The extracted names then are put in alphabetical order and listed in booklets sold by the societies, by town name and type of registration, e.g. "Commune X - Naissances". Thus, one could buy a booklet for all of the births for a town dating from, for example, 1669 to 1870. It would list the names of the children, the parents, any godparents and give the date of the baptism or birth registration. Armed with that, the researcher could then find the registration at the Departmental Archives or on their website and make a copy.
Over the years, the formats changed. From booklets, the extracts, called relevés, were then put on France's early internet, Minitel, now defunct. With the demise of that, the various societies slowly set up their own websites and struggled to convert their often idiosyncratic databases and programmes to something that could be used online and that would also bring them some income. The large, commercial genealogy websites posed a very real threat with their own indexing, until the two began working together to provide quite a boost to the researcher.

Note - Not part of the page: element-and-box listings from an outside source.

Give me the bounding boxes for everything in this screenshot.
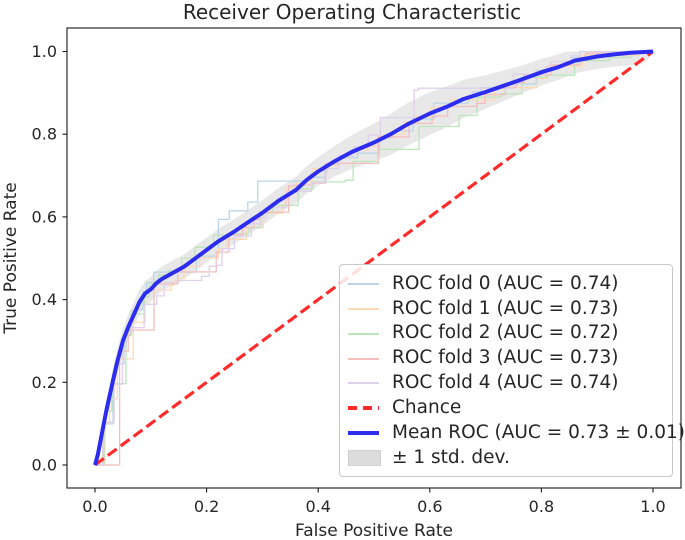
legend-swatch-line-icon xyxy=(348,357,379,360)
legend-swatch-line-icon xyxy=(348,307,379,310)
legend-entry: ± 1 std. dev. xyxy=(348,446,664,470)
legend-entry: Mean ROC (AUC = 0.73 ± 0.01) xyxy=(348,421,685,445)
y-tick-label: 0.0 xyxy=(32,456,57,475)
chance-diagonal xyxy=(94,50,654,467)
y-tick-label: 0.6 xyxy=(32,207,57,226)
legend-entry: Chance xyxy=(348,396,664,420)
x-tick-label: 0.4 xyxy=(305,497,330,516)
roc-fold-1-curve xyxy=(95,50,653,466)
chance-line xyxy=(94,50,654,467)
legend-entry-label: ROC fold 2 (AUC = 0.72) xyxy=(392,322,619,344)
roc-fold-4-curve xyxy=(95,50,653,466)
legend-entry: ROC fold 1 (AUC = 0.73) xyxy=(348,297,664,321)
legend-entry: ROC fold 0 (AUC = 0.74) xyxy=(348,272,664,296)
y-tick-label: 0.8 xyxy=(32,125,57,144)
y-axis-label: True Positive Rate xyxy=(1,182,21,334)
legend-swatch-dashed-line-icon xyxy=(348,406,379,410)
x-tick-label: 0.0 xyxy=(82,497,107,516)
legend-swatch-line-icon xyxy=(348,382,379,385)
legend-entry-label: ROC fold 3 (AUC = 0.73) xyxy=(392,347,619,369)
legend-swatch-line-icon xyxy=(348,332,379,335)
legend-entry: ROC fold 2 (AUC = 0.72) xyxy=(348,322,664,346)
x-axis-ticks: 0.0 0.2 0.4 0.6 0.8 1.0 xyxy=(82,488,666,516)
y-tick-label: 1.0 xyxy=(32,42,57,61)
legend-entry-label: ROC fold 1 (AUC = 0.73) xyxy=(392,297,619,319)
legend-entry: ROC fold 3 (AUC = 0.73) xyxy=(348,347,664,371)
legend-entry: ROC fold 4 (AUC = 0.74) xyxy=(348,371,664,395)
y-axis-ticks: 0.0 0.2 0.4 0.6 0.8 1.0 xyxy=(32,42,67,475)
legend: ROC fold 0 (AUC = 0.74) ROC fold 1 (AUC =… xyxy=(339,264,685,477)
mean-roc-curve xyxy=(93,49,654,466)
x-tick-label: 0.2 xyxy=(194,497,219,516)
legend-entry-label: Chance xyxy=(392,396,462,418)
legend-entry-label: ± 1 std. dev. xyxy=(392,446,510,468)
y-tick-label: 0.2 xyxy=(32,373,57,392)
x-tick-label: 0.8 xyxy=(529,497,554,516)
mean-roc-line xyxy=(93,49,654,466)
legend-swatch-patch-icon xyxy=(348,449,381,466)
legend-entry-label: Mean ROC (AUC = 0.73 ± 0.01) xyxy=(392,421,685,443)
x-axis-label: False Positive Rate xyxy=(295,521,453,540)
x-tick-label: 0.6 xyxy=(417,497,442,516)
chart-title: Receiver Operating Characteristic xyxy=(183,0,521,24)
axes-spines xyxy=(66,27,682,489)
legend-entry-label: ROC fold 0 (AUC = 0.74) xyxy=(392,272,619,294)
legend-entry-label: ROC fold 4 (AUC = 0.74) xyxy=(392,372,619,394)
legend-swatch-line-icon xyxy=(348,283,379,285)
legend-swatch-line-icon xyxy=(348,431,379,436)
y-tick-label: 0.4 xyxy=(32,290,57,309)
x-tick-label: 1.0 xyxy=(640,497,665,516)
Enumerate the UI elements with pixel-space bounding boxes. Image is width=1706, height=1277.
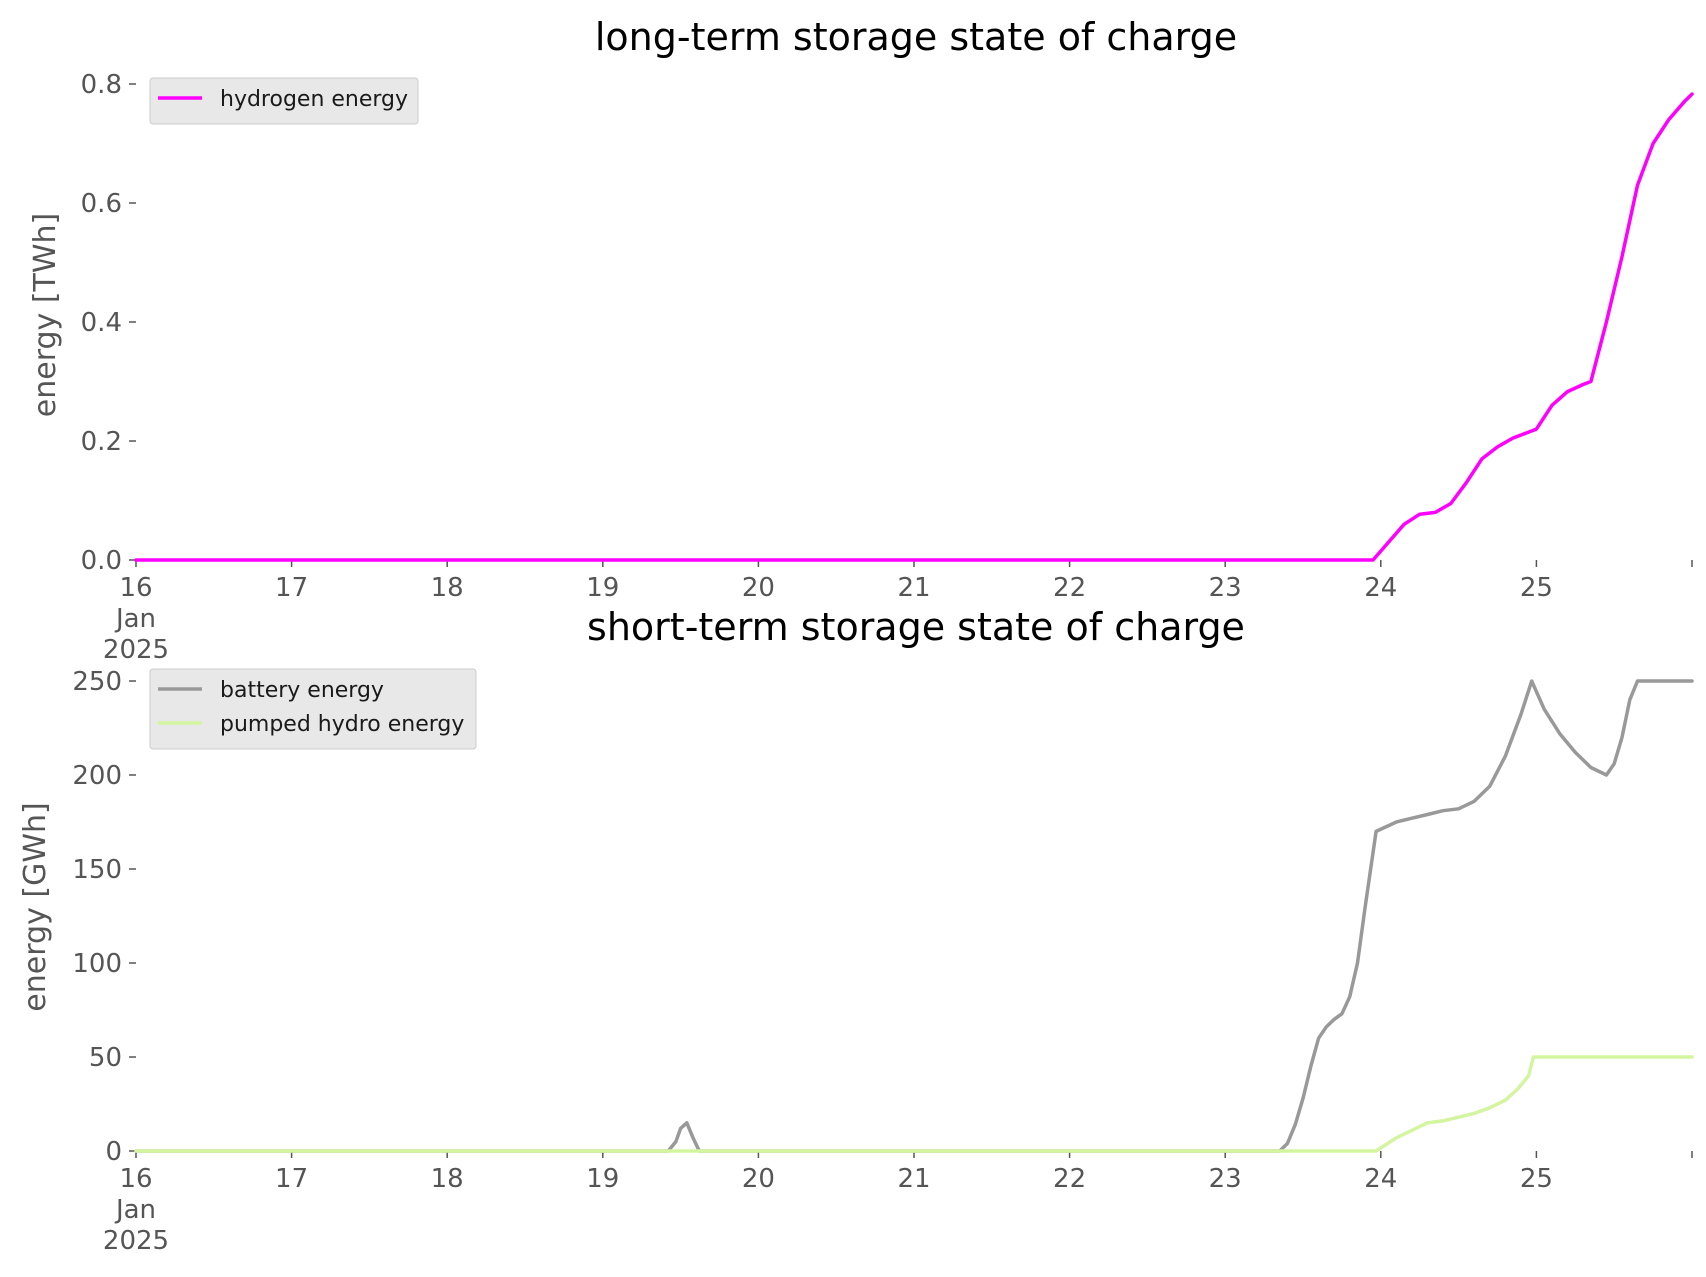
legend-label: battery energy	[220, 678, 384, 703]
axis-ticks: 0.0 0.2 0.4 0.6 0.8 16 Jan 2025 17 18 19 20 21 22 23 24…	[81, 70, 1693, 665]
y-tick-label: 0	[105, 1137, 122, 1167]
x-tick-label: 19	[586, 1164, 619, 1194]
y-tick-label: 0.4	[81, 308, 122, 338]
short-term-storage-chart: short-term storage state of charge energ…	[18, 605, 1694, 1256]
x-tick-label: 25	[1520, 573, 1553, 603]
x-tick-label: 16 Jan 2025	[103, 573, 169, 665]
x-tick-label: 16 Jan 2025	[103, 1164, 169, 1256]
x-tick-label: 25	[1520, 1164, 1553, 1194]
y-tick-label: 0.2	[81, 427, 122, 457]
y-axis-label: energy [GWh]	[18, 802, 53, 1011]
y-tick-label: 0.6	[81, 189, 122, 219]
y-axis-label: energy [TWh]	[28, 213, 63, 417]
axis-ticks: 0 50 100 150 200 250 16 Jan 2025 17 18 19 20 21 22 23 24…	[72, 667, 1693, 1256]
series-lines	[134, 679, 1694, 1153]
battery-energy-line	[134, 679, 1694, 1153]
long-term-storage-chart: long-term storage state of charge energy…	[28, 15, 1694, 665]
chart-title: long-term storage state of charge	[595, 15, 1237, 59]
legend-label: hydrogen energy	[220, 87, 408, 112]
x-tick-label: 24	[1364, 1164, 1397, 1194]
x-tick-label: 21	[897, 1164, 930, 1194]
chart-title: short-term storage state of charge	[587, 605, 1245, 649]
x-tick-label: 18	[431, 573, 464, 603]
y-tick-label: 150	[72, 855, 122, 885]
pumped-hydro-energy-line	[134, 1055, 1694, 1153]
x-tick-label: 20	[742, 1164, 775, 1194]
y-tick-label: 0.8	[81, 70, 122, 100]
x-tick-label: 23	[1209, 1164, 1242, 1194]
x-tick-label: 19	[586, 573, 619, 603]
x-tick-label: 17	[275, 573, 308, 603]
legend-label: pumped hydro energy	[220, 712, 464, 737]
x-tick-label: 17	[275, 1164, 308, 1194]
y-tick-label: 100	[72, 949, 122, 979]
x-tick-label: 20	[742, 573, 775, 603]
x-tick-label: 22	[1053, 573, 1086, 603]
x-tick-label: 23	[1209, 573, 1242, 603]
x-tick-label: 22	[1053, 1164, 1086, 1194]
y-tick-label: 200	[72, 761, 122, 791]
legend-box	[149, 668, 477, 750]
legend: hydrogen energy	[149, 77, 419, 125]
legend-box	[149, 77, 419, 125]
y-tick-label: 50	[89, 1043, 122, 1073]
hydrogen-energy-line	[134, 92, 1694, 562]
y-tick-label: 0.0	[81, 546, 122, 576]
x-tick-label: 18	[431, 1164, 464, 1194]
x-tick-label: 21	[897, 573, 930, 603]
x-tick-label: 24	[1364, 573, 1397, 603]
legend: battery energy pumped hydro energy	[149, 668, 477, 750]
series-lines	[134, 92, 1694, 562]
y-tick-label: 250	[72, 667, 122, 697]
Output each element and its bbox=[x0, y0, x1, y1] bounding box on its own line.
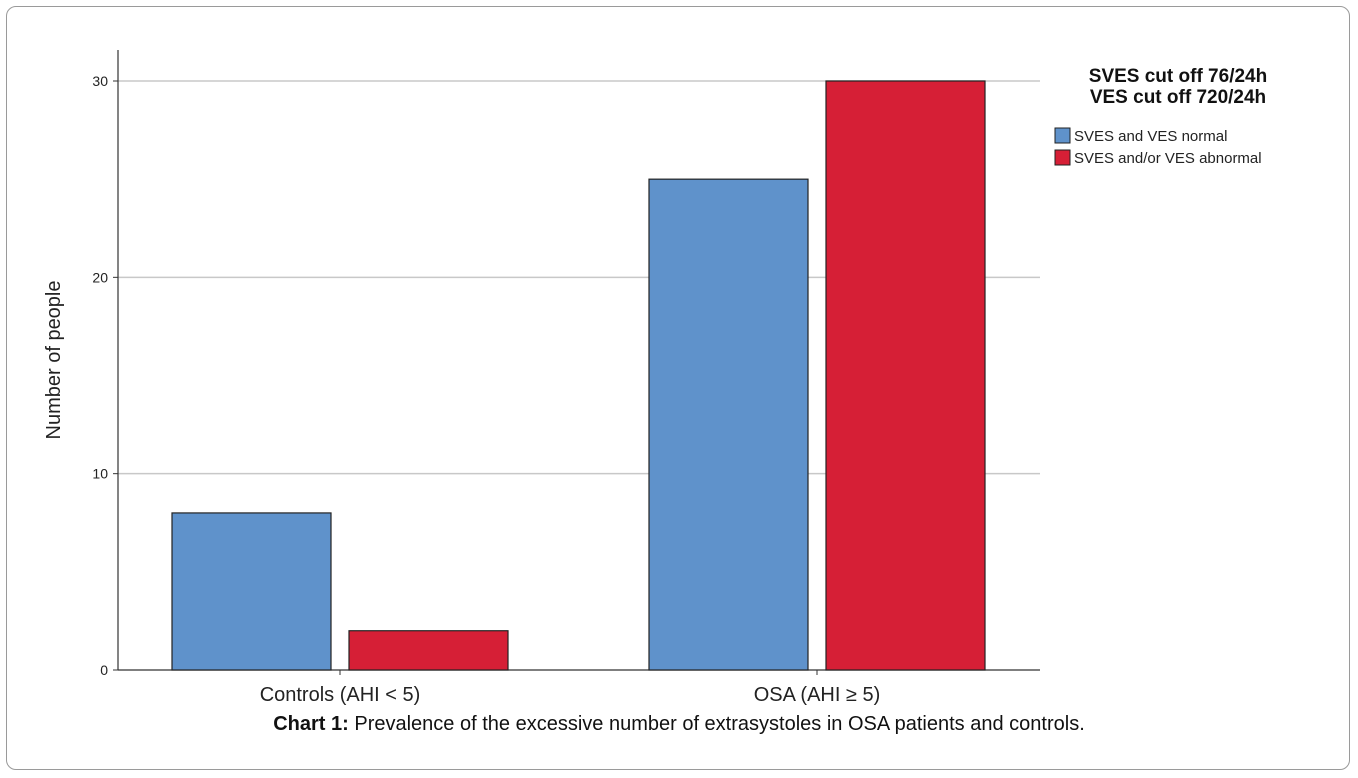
bar bbox=[171, 512, 332, 671]
figure-caption: Chart 1: Prevalence of the excessive num… bbox=[0, 713, 1358, 736]
y-tick-label: 10 bbox=[92, 466, 108, 482]
y-tick-label: 0 bbox=[100, 662, 108, 678]
bar bbox=[648, 178, 809, 671]
caption-text: Prevalence of the excessive number of ex… bbox=[348, 713, 1085, 735]
legend-title: SVES cut off 76/24h bbox=[1089, 66, 1267, 87]
legend-label: SVES and VES normal bbox=[1074, 128, 1227, 145]
legend-swatch bbox=[1054, 149, 1071, 166]
y-tick-label: 30 bbox=[92, 73, 108, 89]
legend-title: VES cut off 720/24h bbox=[1090, 87, 1266, 108]
caption-label: Chart 1: bbox=[273, 713, 349, 735]
x-tick-label: OSA (AHI ≥ 5) bbox=[754, 684, 881, 706]
bar bbox=[825, 80, 986, 671]
y-tick-label: 20 bbox=[92, 269, 108, 285]
x-tick-label: Controls (AHI < 5) bbox=[260, 684, 421, 706]
y-axis-label: Number of people bbox=[43, 281, 65, 440]
legend-label: SVES and/or VES abnormal bbox=[1074, 150, 1262, 167]
legend-swatch bbox=[1054, 127, 1071, 144]
bar bbox=[348, 630, 509, 671]
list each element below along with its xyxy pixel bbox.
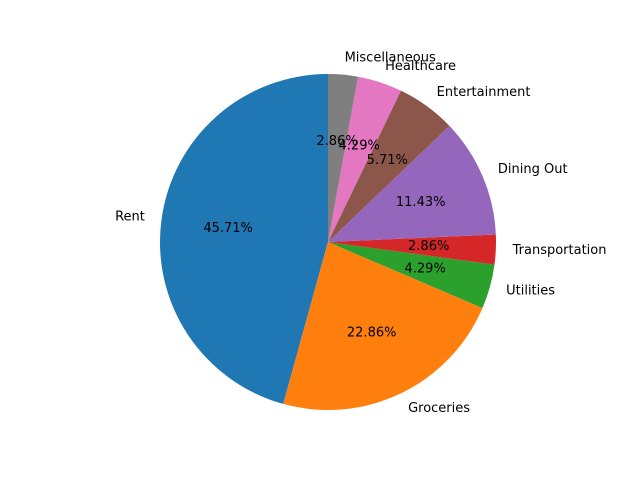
- pie-category-label-groceries: Groceries: [408, 401, 470, 416]
- pie-category-label-rent: Rent: [115, 210, 145, 225]
- pie-category-label-healthcare: Healthcare: [385, 59, 456, 74]
- pie-slice-miscellaneous: [328, 74, 359, 242]
- pie-category-label-entertainment: Entertainment: [437, 85, 531, 100]
- pie-pct-label-dining-out: 11.43%: [396, 195, 446, 210]
- pie-pct-label-groceries: 22.86%: [347, 325, 397, 340]
- pie-slice-transportation: [328, 234, 497, 265]
- pie-slice-entertainment: [328, 90, 450, 242]
- pie-labels: 45.71% Rent 22.86% Groceries 4.29% Utilities 2…: [115, 50, 606, 416]
- pie-slices: [159, 74, 497, 411]
- pie-slice-rent: [159, 74, 328, 404]
- pie-category-label-miscellaneous: Miscellaneous: [345, 50, 436, 65]
- pie-category-label-utilities: Utilities: [506, 284, 555, 299]
- pie-slice-utilities: [328, 242, 495, 309]
- pie-pct-label-miscellaneous: 2.86%: [316, 134, 357, 149]
- pie-pct-label-entertainment: 5.71%: [367, 153, 408, 168]
- pie-pct-label-transportation: 2.86%: [408, 239, 449, 254]
- pie-slice-groceries: [283, 242, 483, 411]
- pie-category-label-dining-out: Dining Out: [498, 162, 568, 177]
- pie-slice-dining-out: [328, 125, 496, 242]
- pie-pct-label-utilities: 4.29%: [405, 261, 446, 276]
- pie-slice-healthcare: [328, 76, 401, 242]
- pie-pct-label-healthcare: 4.29%: [339, 139, 380, 154]
- pie-pct-label-rent: 45.71%: [203, 221, 253, 236]
- pie-category-label-transportation: Transportation: [512, 243, 607, 258]
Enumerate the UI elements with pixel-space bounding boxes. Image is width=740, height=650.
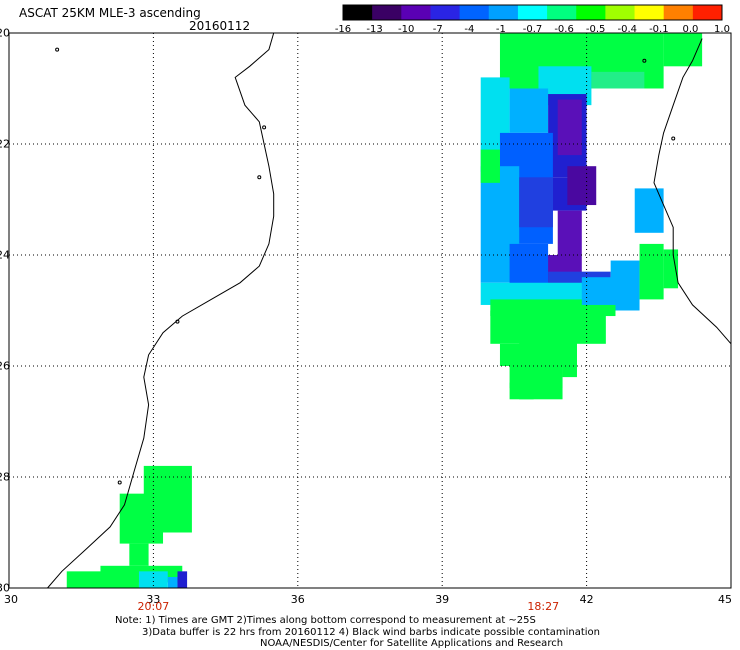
wind-cell: [562, 332, 577, 378]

Geneanet has worked extensively with the societies and has just announced that it will now have access to the extracts made by the Cercle généalogique d'Alsace (discussed here). This will be an incredible help for all of those who cannot easily read the writing or who would rather not peruse thousands of registers seeking their ancestors.
As explained on the Geneanet blog, the most direct way to search just the Alsace collection is to go to the search page entitled Genealogy Society Indexes. As their global searches produce quite messy results, this is the recommended way to conduct a focused search. You must have a "Premium" subscription to Geneanet to view the results. This costs forty euros per year, while joining the cercle costs fifty-eight euros, although you would receive their Bulletin as well.
This new avenue should be of great help to many of you, Dear Readers!